Wer Agentic AI produktiv einsetzen will, kann Governance nicht ans Ende des Projekts schieben. Bei autonomen Prozessketten reicht es nicht, ein Modell zu entwickeln und später Regeln darum herum zu bauen. Verantwortlichkeiten, Sicherheitsanforderungen, Datenzugriffe und Freigabeprozesse müssen von Beginn an Teil der Architektur sein.

Das zeigt sich auch in den Erwartungen an Dienstleister. Laut Lünendonk wünschen sich 81 Prozent der befragten Kundenunternehmen Unterstützung bei AI-Ethik, Compliance und regulatorischen Anforderungen. Gefragt ist also nicht nur technologische Tiefe, sondern auch die Fähigkeit, KI-Systeme erklärbar, überprüfbar und regelkonform in Organisationen einzubetten.

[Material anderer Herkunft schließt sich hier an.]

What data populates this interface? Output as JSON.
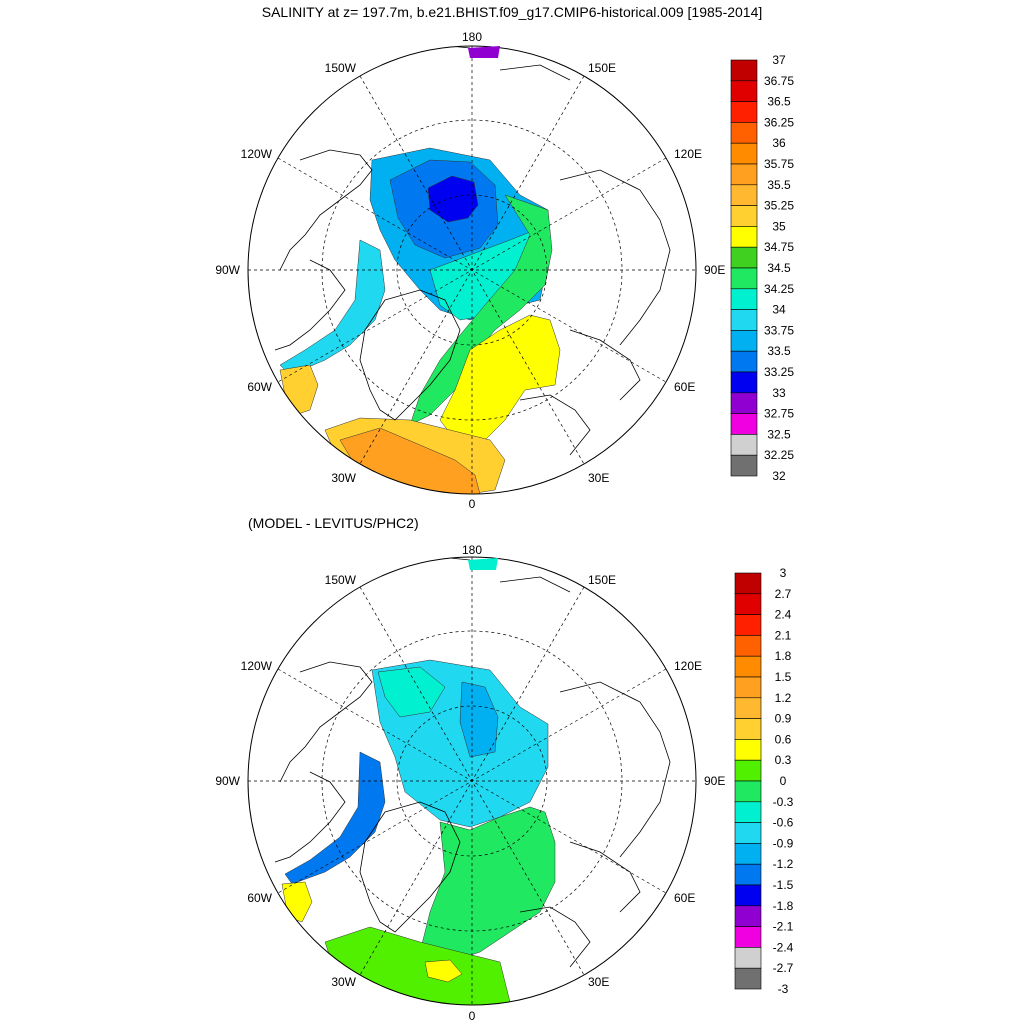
{
  "figure": {
    "title": "SALINITY at z= 197.7m, b.e21.BHIST.f09_g17.CMIP6-historical.009 [1985-2014]",
    "subtitle": "(MODEL - LEVITUS/PHC2)"
  },
  "map_labels": {
    "top": "180",
    "bottom": "0",
    "left": "90W",
    "right": "90E",
    "upper_left_1": "150W",
    "upper_left_2": "120W",
    "lower_left_1": "60W",
    "lower_left_2": "30W",
    "upper_right_1": "150E",
    "upper_right_2": "120E",
    "lower_right_1": "60E",
    "lower_right_2": "30E"
  },
  "colorbar1": {
    "labels": [
      "37",
      "36.75",
      "36.5",
      "36.25",
      "36",
      "35.75",
      "35.5",
      "35.25",
      "35",
      "34.75",
      "34.5",
      "34.25",
      "34",
      "33.75",
      "33.5",
      "33.25",
      "33",
      "32.75",
      "32.5",
      "32.25",
      "32"
    ],
    "colors": [
      "#c00000",
      "#e00000",
      "#ff2000",
      "#ff6000",
      "#ff8c00",
      "#ffa020",
      "#ffb830",
      "#ffd030",
      "#ffff00",
      "#40d020",
      "#20e860",
      "#00f0d0",
      "#20d8f0",
      "#00b0f0",
      "#0078f0",
      "#0000f0",
      "#9000d0",
      "#f000e0",
      "#d0d0d0",
      "#707070"
    ]
  },
  "colorbar2": {
    "labels": [
      "3",
      "2.7",
      "2.4",
      "2.1",
      "1.8",
      "1.5",
      "1.2",
      "0.9",
      "0.6",
      "0.3",
      "0",
      "-0.3",
      "-0.6",
      "-0.9",
      "-1.2",
      "-1.5",
      "-1.8",
      "-2.1",
      "-2.4",
      "-2.7",
      "-3"
    ],
    "colors": [
      "#c00000",
      "#e00000",
      "#ff2000",
      "#ff6000",
      "#ff8c00",
      "#ffa020",
      "#ffb830",
      "#ffd030",
      "#ffff00",
      "#50f000",
      "#20e860",
      "#00f0d0",
      "#20d8f0",
      "#00b0f0",
      "#0078f0",
      "#0000f0",
      "#9000d0",
      "#f000e0",
      "#d0d0d0",
      "#707070"
    ]
  },
  "map1_fields": {
    "beaufort_core": "#0000f0",
    "beaufort_mid": "#0078f0",
    "arctic_basin": "#00b0f0",
    "eurasian": "#00f0d0",
    "atlantic_inflow": "#20e860",
    "barents": "#ffff00",
    "nordic": "#ffd030",
    "norwegian": "#ffa020",
    "greenland_shelf": "#20d8f0"
  },
  "map2_fields": {
    "beaufort_core": "#00b0f0",
    "arctic_basin": "#20d8f0",
    "eurasian": "#00f0d0",
    "atlantic": "#20e860",
    "nordic": "#50f000",
    "spot": "#ffff00",
    "baffin_neg": "#0078f0"
  }
}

Für Agentic AI ist das besonders relevant. Je eigenständiger Systeme Aufgaben übernehmen, desto wichtiger wird natürlich auch die Frage, wann sie handeln dürfen, welche Daten sie nutzen, wie Entscheidungen dokumentiert werden und wo menschliche Kontrolle greifen muss. Vertrauen entsteht nicht durch ein gelungenes Pilotprojekt, sondern durch nachvollziehbare Regeln im Betrieb.

Schulungen sind wichtig

Technik, Daten und Governance allein reichen nicht aus. Wenn Mitarbeitende KI-Agenten nutzen oder in bestehende Abläufe einbinden sollen, brauchen sie ein gemeinsames Verständnis dafür, was die Systeme leisten können und wo ihre Grenzen liegen.

Auch hier liefert die Studie einen klaren Hinweis: 90 Prozent der befragten Kundinnen und Kunden erwarten von Dienstleistern Schulungsangebote zur Förderung einer datengetriebenen Unternehmenskultur. Das zeigt, dass Agentic AI nicht nur ein Thema für IT-Architektur und Betrieb ist. Die Systeme müssen in den Alltag der Organisation übersetzt werden.

Für Unternehmen wird damit entscheidend, ob sie neben Plattformen und Governance auch Anwendungskompetenz aufbauen. Mitarbeitende müssen wissen, wann ein KI-Agent hilfreich ist, wann Ergebnisse überprüft werden müssen und wann ein Prozess besser nicht automatisiert wird. Erst dann wird aus technischer Automatisierung eine belastbare Arbeitsweise.